Effect of pre-spinal non-invasive blood pressure management in caesarean section on incidence and magnitude of hypotension
Dr T Orr, ST5 Anaesthesia, Dr I Wrench, Consultant Anaesthetist, Sheffield Teaching Hospitals NHS Foundation Trust
The incidence of maternal hypotension during spinal anaesthesia for caesarean section is as high as 71%.1 A consensus definition of hypotension in this context is lacking but is commonly accepted as a fall in systolic blood pressure (sBP) below 80% of baseline or an absolute value below 100mmHg.1 Maternal hypotension has been associated with lower foetal pH at delivery2 and increases the incidence of maternal nausea, vomiting and dizziness.3 We looked at the variation in practice among anaesthetists in the measurement of maternal non-invasive blood pressure at the beginning of caesarean section under spinal anaesthesia at a tertiary obstetric centre.
We analysed data recorded for a blinded, ethically approved research project where sBP was measured by a researcher using a Finometer4 and conventionally by the anaesthetist according to their usual practice to determine the timing of non-invasive blood pressure measurements at the beginning of anaesthesia. Phenylephrine was given as repeated boluses at the discretion of the anaesthetist. Where non-invasive blood pressure was not measured by the anaesthetist before performing spinal anaesthesia, the pre-spinal value was extrapolated from the Finometer.5 This method gives an accurate estimate of the changes of systolic and diastolic pressure but is relatively inaccurate at measuring absolute values.5
We analysed data from 14 anaesthetics for elective caesarean section. A non-invasive blood pressure reading was taken before spinal anaesthesia in 6 (43%), and no baseline was taken in 8 (57%). There was an even spread of consultant and specialty trainee anaesthetists. Where a non-invasive blood pressure was taken prior to performing spinal anaesthesia, the mean lowest sBP throughout the operation was 99mmHg (range 80-108) and the mean fall in sBP before delivery was 19mmHg (13%, range +10- -40%). Three out of six cases in this group (50%) met the definition of hypotension. In cases where a non-invasive blood pressure measurement was not taken before performing the spinal, the mean lowest sBP was 87mmHg (70-98mmHg) with a mean fall before delivery of 40mmHg (29%, range 0-50mmHg). All of the patients in this group (100%) met the definition of hypotension.

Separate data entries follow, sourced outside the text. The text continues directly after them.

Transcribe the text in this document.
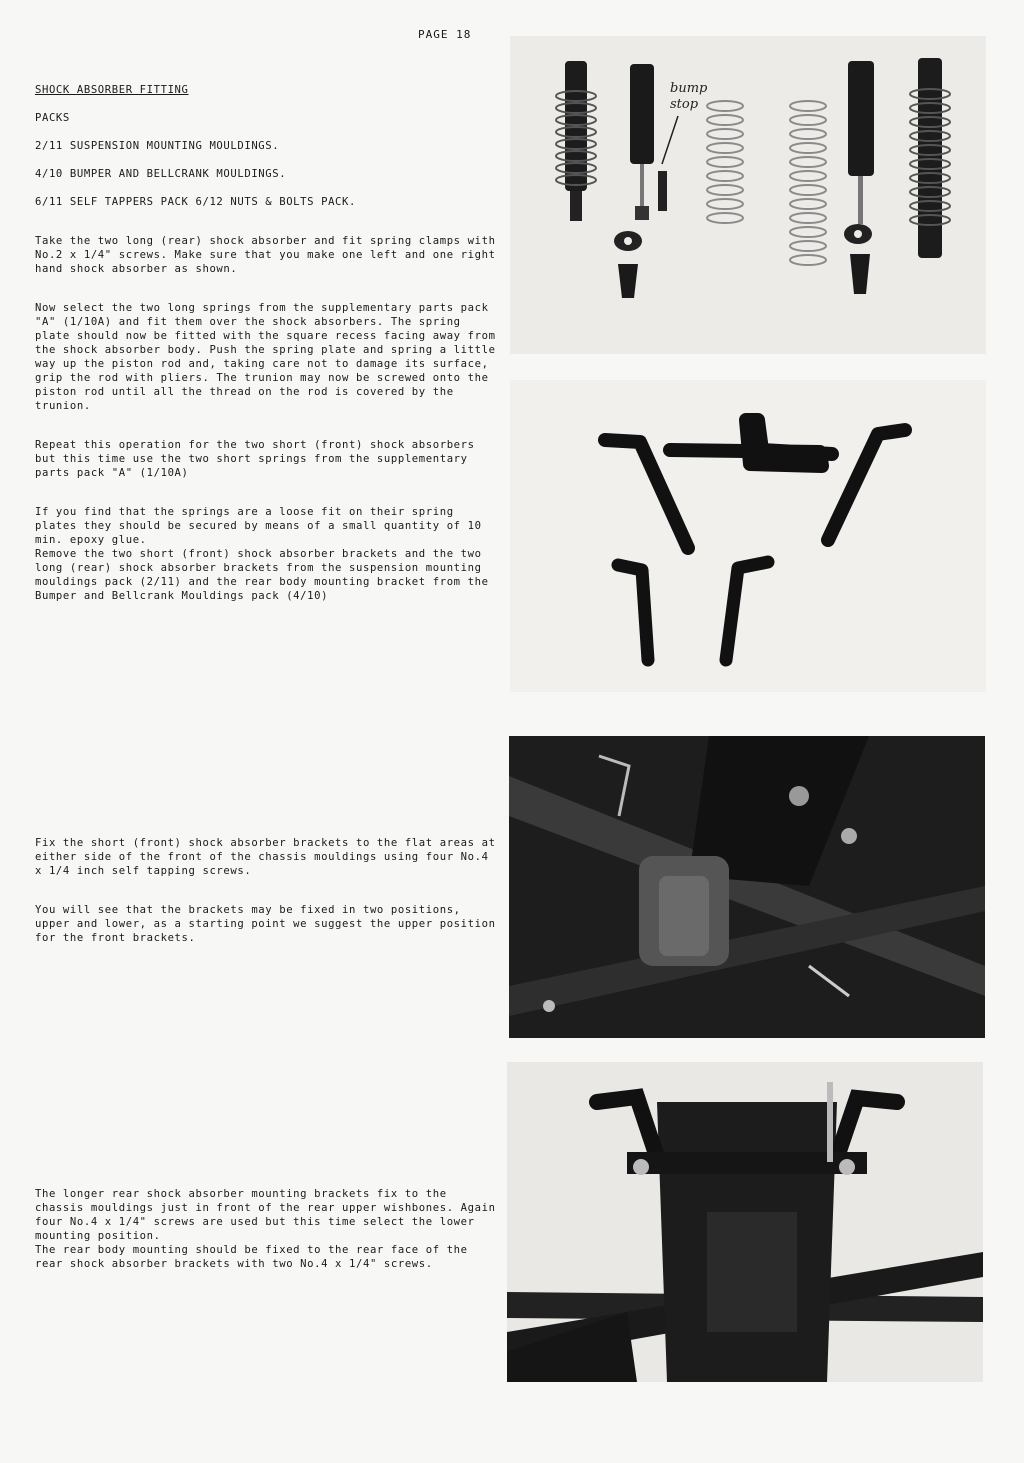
PAGE 18

SHOCK ABSORBER FITTING

PACKS

2/11 SUSPENSION MOUNTING MOULDINGS.

4/10 BUMPER AND BELLCRANK MOULDINGS.

6/11 SELF TAPPERS PACK 6/12 NUTS & BOLTS PACK.

Take the two long (rear) shock absorber and fit spring clamps with No.2 x 1/4" screws. Make sure that you make one left and one right hand shock absorber as shown.

Now select the two long springs from the supplementary parts pack "A" (1/10A) and fit them over the shock absorbers. The spring plate should now be fitted with the square recess facing away from the shock absorber body. Push the spring plate and spring a little way up the piston rod and, taking care not to damage its surface, grip the rod with pliers. The trunion may now be screwed onto the piston rod until all the thread on the rod is covered by the trunion.

Repeat this operation for the two short (front) shock absorbers but this time use the two short springs from the supplementary parts pack "A" (1/10A)

If you find that the springs are a loose fit on their spring plates they should be secured by means of a small quantity of 10 min. epoxy glue.

Remove the two short (front) shock absorber brackets and the two long (rear) shock absorber brackets from the suspension mounting mouldings pack (2/11) and the rear body mounting bracket from the Bumper and Bellcrank Mouldings pack (4/10)

Fix the short (front) shock absorber brackets to the flat areas at either side of the front of the chassis mouldings using four No.4 x 1/4 inch self tapping screws.

You will see that the brackets may be fixed in two positions, upper and lower, as a starting point we suggest the upper position for the front brackets.

The longer rear shock absorber mounting brackets fix to the chassis mouldings just in front of the rear upper wishbones. Again four No.4 x 1/4" screws are used but this time select the lower mounting position.
The rear body mounting should be fixed to the rear face of the rear shock absorber brackets with two No.4 x 1/4" screws.

bump
stop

In this sample, in more than half the cases a baseline blood pressure was not determined prior to performing spinal anaesthesia, despite all of the cases being elective. Although the use of a Finometer instead of blinded NIBP readings may reduce accuracy, it is well validated in tracking changes in blood pressure and the extrapolation will have minimised the effect of this. In any case, those who did not determine the baseline blood pressure had greater haemodynamic instability with a greater incidence and severity of hypotension. It is not possible to determine from this study the reasons for this but it is possible that those who ascertained a baseline blood pressure were more aware of what constitutes relative hypotension in an individual patient and may have been more attentive in reacting to this, thus minimising haemodynamic instability.